10. A Conversation with Alexei Venediktov| Wednesday, July 1st | 1:30-3:00 | Carnegie Endowment for International Peace | REGISTER TO ATTEND | Please join the Carnegie Endowment for International Peace for a discussion with one of Russia’s preeminent and most insightful journalists, Alexei Venediktov. Venediktov is editor-in-chief of Ekho Moskvy (Echo of Moscow), the much-admired independent radio station. He will discuss the dramatic changes facing the Russian political system and the state of media freedom in the wake of the Ukraine crisis. Speakers include: Alexey Venediktov, Editor-in-Chief, Ekho Moskvy (Echo of Moscow).

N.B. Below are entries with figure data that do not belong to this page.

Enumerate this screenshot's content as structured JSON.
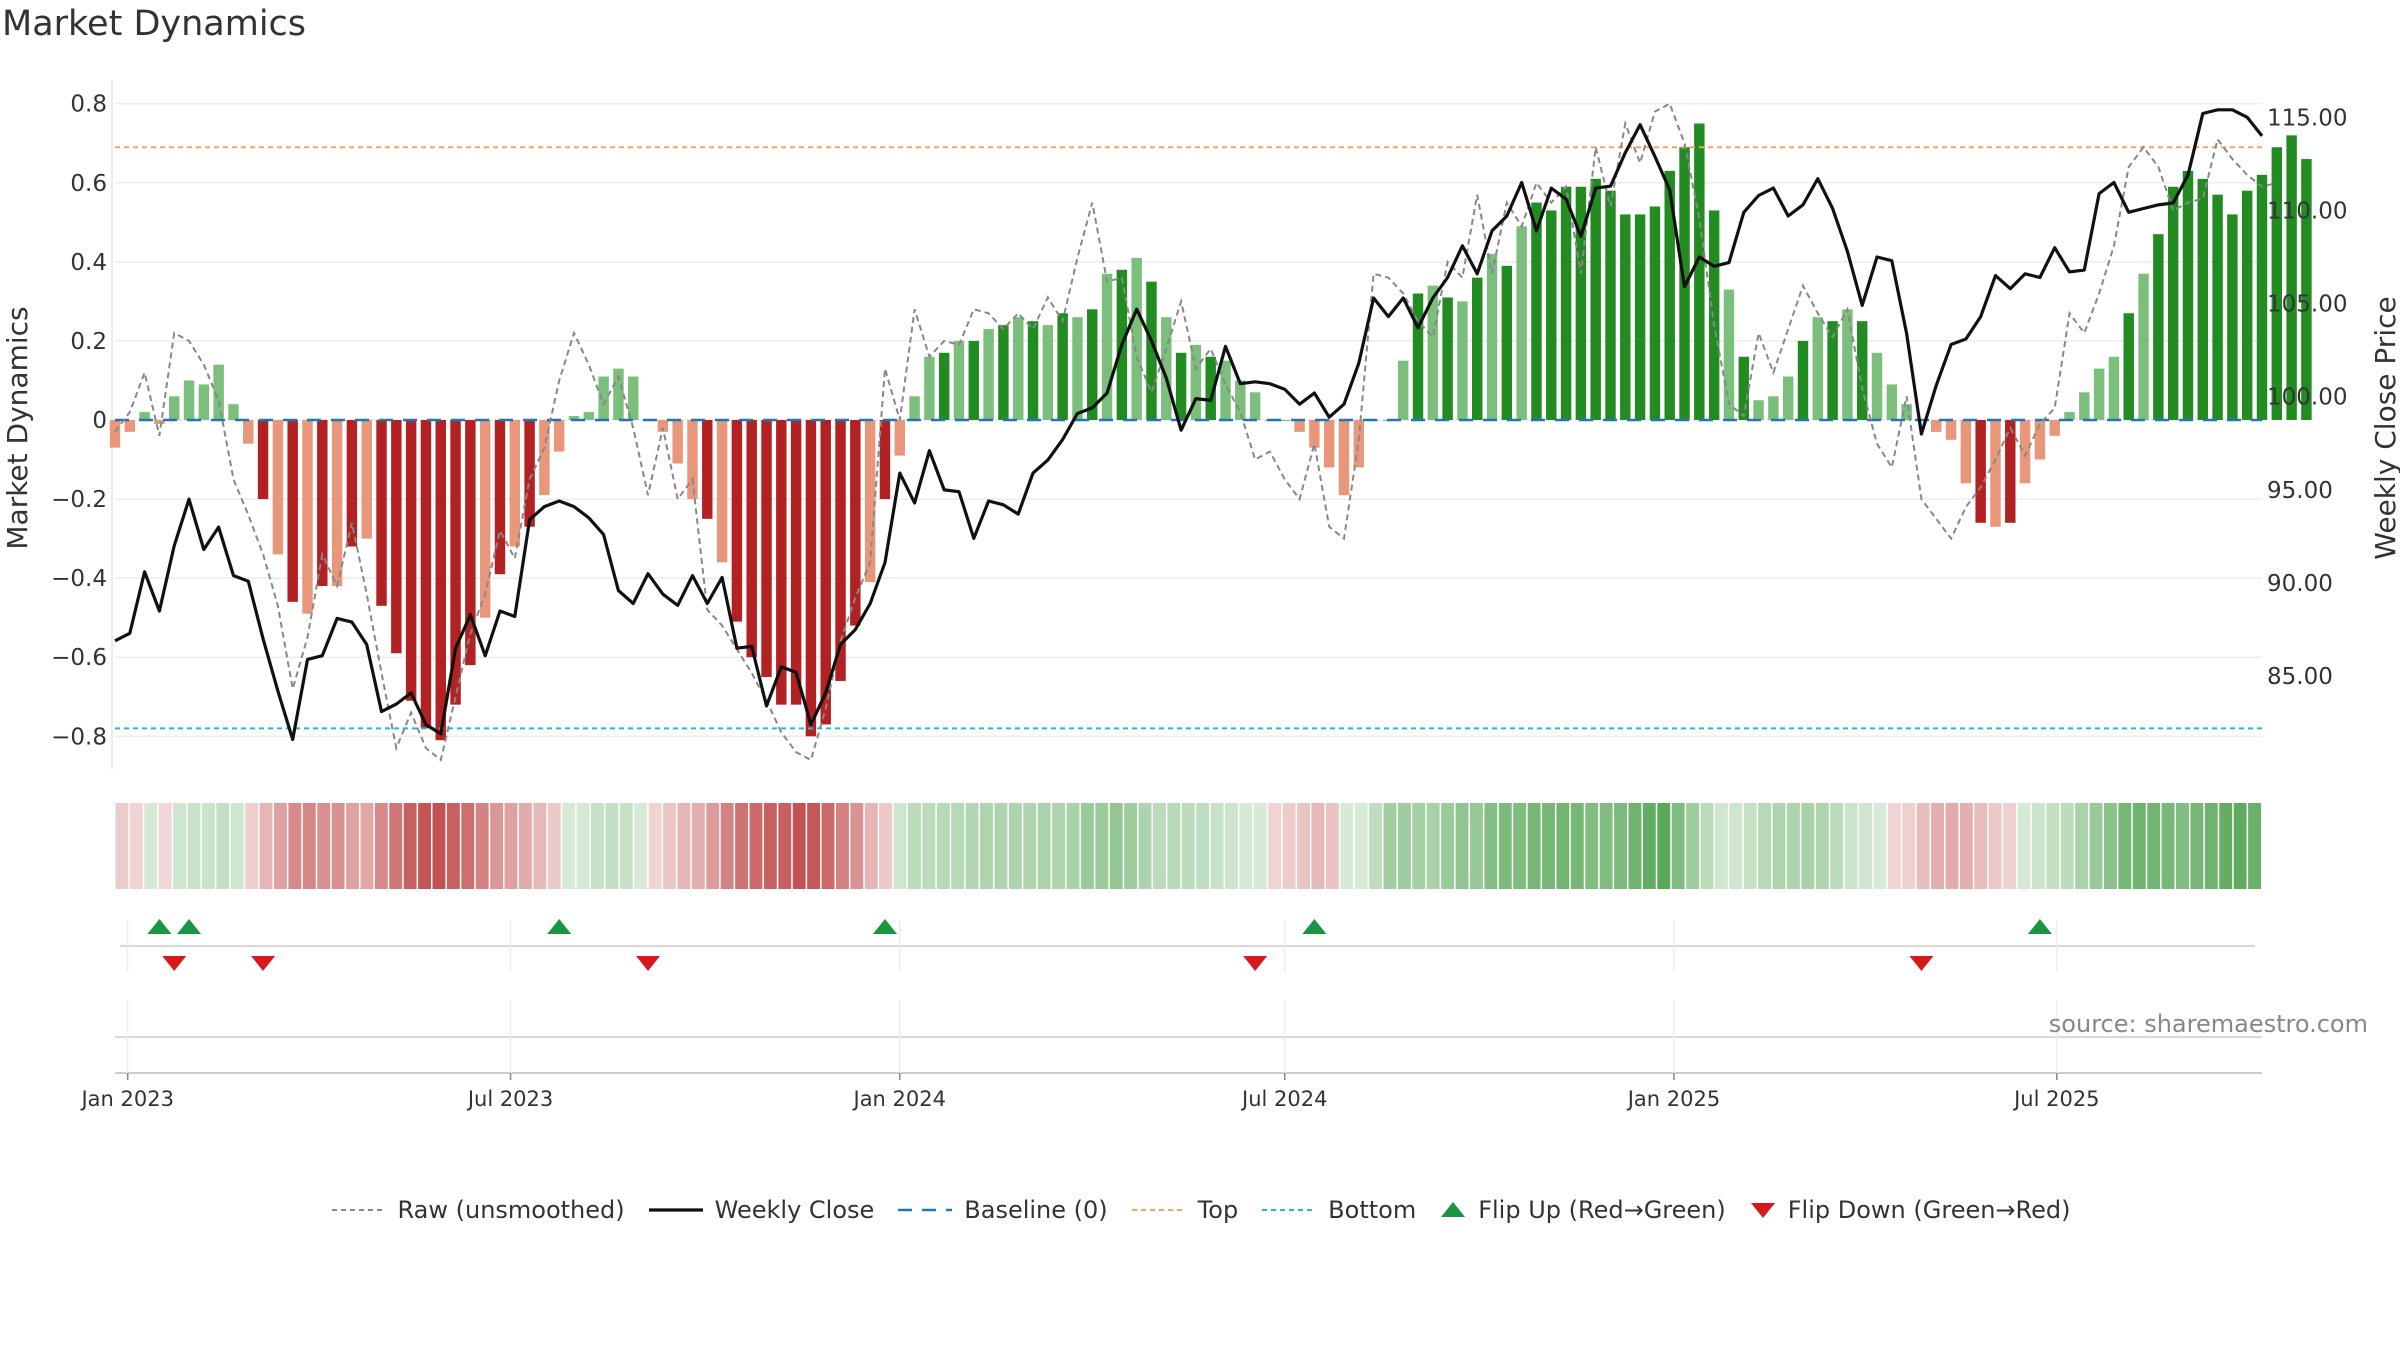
{
  "title": "Market Dynamics",
  "source_note": "source: sharemaestro.com",
  "colors": {
    "strong_green": "#228b22",
    "light_green": "#7cbf7c",
    "strong_red": "#b22222",
    "light_red": "#e8977a",
    "top_line": "#f4a460",
    "bottom_line": "#22bcd2",
    "baseline": "#1f77b4",
    "raw_line": "#888888",
    "close_line": "#111111",
    "flip_up": "#1a9641",
    "flip_down": "#d7191c"
  },
  "legend": [
    {
      "key": "raw",
      "label": "Raw (unsmoothed)"
    },
    {
      "key": "close",
      "label": "Weekly Close"
    },
    {
      "key": "baseline",
      "label": "Baseline (0)"
    },
    {
      "key": "top",
      "label": "Top"
    },
    {
      "key": "bottom",
      "label": "Bottom"
    },
    {
      "key": "flipup",
      "label": "Flip Up (Red→Green)"
    },
    {
      "key": "flipdown",
      "label": "Flip Down (Green→Red)"
    }
  ],
  "chart_data": {
    "type": "bar",
    "ylabel": "Market Dynamics",
    "y2label": "Weekly Close Price",
    "ylim": [
      -0.86,
      0.86
    ],
    "y2lim": [
      80.5,
      117.0
    ],
    "yticks": [
      0.8,
      0.6,
      0.4,
      0.2,
      0,
      -0.2,
      -0.4,
      -0.6,
      -0.8
    ],
    "ytick_labels": [
      "0.8",
      "0.6",
      "0.4",
      "0.2",
      "0",
      "−0.2",
      "−0.4",
      "−0.6",
      "−0.8"
    ],
    "y2ticks": [
      115,
      110,
      105,
      100,
      95,
      90,
      85
    ],
    "y2tick_labels": [
      "115.00",
      "110.00",
      "105.00",
      "100.00",
      "95.00",
      "90.00",
      "85.00"
    ],
    "x_start": "2022-12-26",
    "x_end": "2025-10-06",
    "xticks": [
      "2023-01-01",
      "2023-07-01",
      "2024-01-01",
      "2024-07-01",
      "2025-01-01",
      "2025-07-01"
    ],
    "xtick_labels": [
      "Jan 2023",
      "Jul 2023",
      "Jan 2024",
      "Jul 2024",
      "Jan 2025",
      "Jul 2025"
    ],
    "top_level": 0.69,
    "bottom_level": -0.78,
    "grid": true,
    "legend_position": "bottom-center",
    "series": [
      {
        "name": "Market Dynamics",
        "values": [
          -0.07,
          -0.03,
          0.02,
          -0.01,
          0.06,
          0.1,
          0.09,
          0.14,
          0.04,
          -0.06,
          -0.2,
          -0.34,
          -0.46,
          -0.49,
          -0.42,
          -0.42,
          -0.32,
          -0.3,
          -0.47,
          -0.59,
          -0.71,
          -0.78,
          -0.81,
          -0.72,
          -0.62,
          -0.5,
          -0.39,
          -0.32,
          -0.27,
          -0.19,
          -0.08,
          0.01,
          0.02,
          0.11,
          0.13,
          0.11,
          0.0,
          -0.03,
          -0.11,
          -0.2,
          -0.25,
          -0.36,
          -0.51,
          -0.6,
          -0.65,
          -0.72,
          -0.72,
          -0.8,
          -0.77,
          -0.66,
          -0.52,
          -0.41,
          -0.2,
          -0.09,
          0.06,
          0.16,
          0.17,
          0.2,
          0.2,
          0.23,
          0.24,
          0.26,
          0.25,
          0.24,
          0.27,
          0.26,
          0.28,
          0.37,
          0.38,
          0.41,
          0.35,
          0.26,
          0.17,
          0.19,
          0.16,
          0.15,
          0.1,
          0.07,
          0.0,
          0.0,
          -0.03,
          -0.07,
          -0.12,
          -0.19,
          -0.12,
          0.0,
          0.0,
          0.15,
          0.32,
          0.34,
          0.31,
          0.3,
          0.36,
          0.42,
          0.39,
          0.49,
          0.55,
          0.53,
          0.59,
          0.59,
          0.61,
          0.58,
          0.52,
          0.52,
          0.54,
          0.63,
          0.69,
          0.75,
          0.53,
          0.33,
          0.16,
          0.05,
          0.06,
          0.11,
          0.2,
          0.26,
          0.25,
          0.28,
          0.25,
          0.17,
          0.09,
          0.04,
          0.0,
          -0.03,
          -0.05,
          -0.16,
          -0.26,
          -0.27,
          -0.26,
          -0.16,
          -0.1,
          -0.04,
          0.02,
          0.07,
          0.13,
          0.16,
          0.27,
          0.37,
          0.47,
          0.59,
          0.63,
          0.61,
          0.57,
          0.52,
          0.58,
          0.62,
          0.69,
          0.72,
          0.66
        ]
      },
      {
        "name": "Raw (unsmoothed)",
        "values": [
          -0.03,
          0.02,
          0.12,
          -0.04,
          0.22,
          0.2,
          0.14,
          0.05,
          -0.15,
          -0.24,
          -0.34,
          -0.47,
          -0.68,
          -0.55,
          -0.34,
          -0.42,
          -0.26,
          -0.44,
          -0.64,
          -0.83,
          -0.74,
          -0.83,
          -0.86,
          -0.7,
          -0.54,
          -0.44,
          -0.28,
          -0.35,
          -0.15,
          -0.07,
          0.1,
          0.22,
          0.14,
          0.04,
          0.11,
          -0.02,
          -0.19,
          -0.02,
          -0.2,
          -0.15,
          -0.48,
          -0.52,
          -0.58,
          -0.64,
          -0.71,
          -0.79,
          -0.84,
          -0.86,
          -0.73,
          -0.56,
          -0.45,
          -0.36,
          0.13,
          0.0,
          0.28,
          0.16,
          0.2,
          0.19,
          0.28,
          0.27,
          0.23,
          0.27,
          0.23,
          0.31,
          0.25,
          0.41,
          0.55,
          0.35,
          0.36,
          0.16,
          0.07,
          0.18,
          0.3,
          0.13,
          0.18,
          0.09,
          0.02,
          -0.1,
          -0.08,
          -0.15,
          -0.2,
          -0.06,
          -0.27,
          -0.3,
          -0.05,
          0.37,
          0.36,
          0.32,
          0.25,
          0.21,
          0.4,
          0.36,
          0.57,
          0.37,
          0.55,
          0.49,
          0.6,
          0.55,
          0.59,
          0.37,
          0.69,
          0.54,
          0.75,
          0.65,
          0.78,
          0.8,
          0.7,
          0.51,
          0.24,
          0.04,
          0.01,
          0.22,
          0.12,
          0.23,
          0.34,
          0.27,
          0.21,
          0.28,
          0.08,
          -0.06,
          -0.12,
          0.06,
          -0.2,
          -0.25,
          -0.3,
          -0.22,
          -0.17,
          -0.1,
          -0.02,
          -0.09,
          -0.01,
          0.03,
          0.27,
          0.22,
          0.32,
          0.44,
          0.64,
          0.69,
          0.64,
          0.53,
          0.55,
          0.56,
          0.71,
          0.66,
          0.62,
          0.59,
          0.6
        ]
      },
      {
        "name": "Weekly Close",
        "values": [
          86.9,
          87.3,
          90.6,
          88.5,
          92.0,
          94.5,
          91.8,
          93.0,
          90.4,
          90.1,
          87.0,
          84.2,
          81.6,
          85.9,
          86.1,
          88.1,
          87.9,
          86.7,
          83.1,
          83.5,
          84.1,
          82.4,
          81.9,
          86.5,
          88.3,
          86.1,
          88.5,
          88.2,
          93.4,
          94.1,
          94.4,
          94.1,
          93.5,
          92.6,
          89.6,
          88.9,
          90.5,
          89.4,
          88.8,
          90.4,
          88.9,
          90.3,
          86.5,
          86.6,
          83.4,
          85.5,
          85.2,
          82.4,
          84.1,
          86.7,
          87.5,
          88.9,
          91.1,
          95.9,
          94.3,
          97.1,
          95.0,
          94.9,
          92.4,
          94.4,
          94.2,
          93.7,
          95.9,
          96.6,
          97.7,
          99.1,
          99.4,
          100.2,
          102.8,
          104.7,
          103.0,
          101.0,
          98.2,
          99.9,
          99.8,
          102.7,
          100.7,
          100.8,
          100.7,
          100.4,
          99.6,
          100.2,
          98.9,
          99.6,
          101.8,
          105.3,
          104.3,
          105.3,
          103.7,
          105.3,
          106.4,
          108.1,
          106.6,
          108.9,
          109.7,
          111.5,
          108.9,
          111.2,
          110.6,
          108.6,
          111.2,
          111.3,
          113.1,
          114.6,
          112.9,
          111.1,
          105.9,
          107.5,
          107.0,
          107.2,
          109.9,
          110.8,
          111.2,
          109.7,
          110.3,
          111.7,
          110.1,
          107.8,
          104.9,
          107.5,
          107.3,
          103.4,
          98.0,
          100.6,
          102.8,
          103.1,
          104.3,
          106.5,
          105.8,
          106.6,
          106.4,
          108.0,
          106.7,
          106.8,
          110.9,
          111.5,
          109.9,
          110.1,
          110.3,
          110.4,
          111.9,
          115.2,
          115.4,
          115.4,
          115.0,
          114.0
        ]
      }
    ],
    "flip_up_dates": [
      "2023-01-16",
      "2023-01-30",
      "2023-07-24",
      "2023-12-25",
      "2024-07-15",
      "2025-06-23"
    ],
    "flip_down_dates": [
      "2023-01-23",
      "2023-03-06",
      "2023-09-04",
      "2024-06-17",
      "2025-04-28"
    ]
  }
}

11. Team of Teams : Lessons from JSOC for a Complex World | Thursday, July 2nd | 3:00-4:30 | New America Foundation | REGISTER TO ATTEND | When General Stanley McChrystal took command of the Joint Special Operations Task Force in 2003, he quickly realized that conventional tactics were failing. Al Qaeda in Iraq was a decentralized network that could move quickly, strike ruthlessly, then seemingly vanish into the local population. The Allied forces had a huge advantage in numbers, equipment, and training—but none of that seemed to matter. General McChrystal and his colleagues remade the task force, in the midst of a grueling war, into something new: a network that combined extremely transparent communication with decentralized decision-making authority. In Team of Teams General McChrystal and his coauthors, David Silverman and Chris Fussell, show how the challenges they faced in Iraq, Afghanistan, and over a decade of special operations missions around the globe can be relevant to businesses, nonprofits, and other organizations here at home. Speakers include: General McChrystal, former commander of US and International Security Assistance Forces (ISAF) Afghanistan; former commander of the nation’s premier military counter-terrorism force, Joint Special Operations Command (JSOC), Chris Fussell, a co-author of Team of Teams; Senior Fellow, New America; former U.S. Navy SEAL.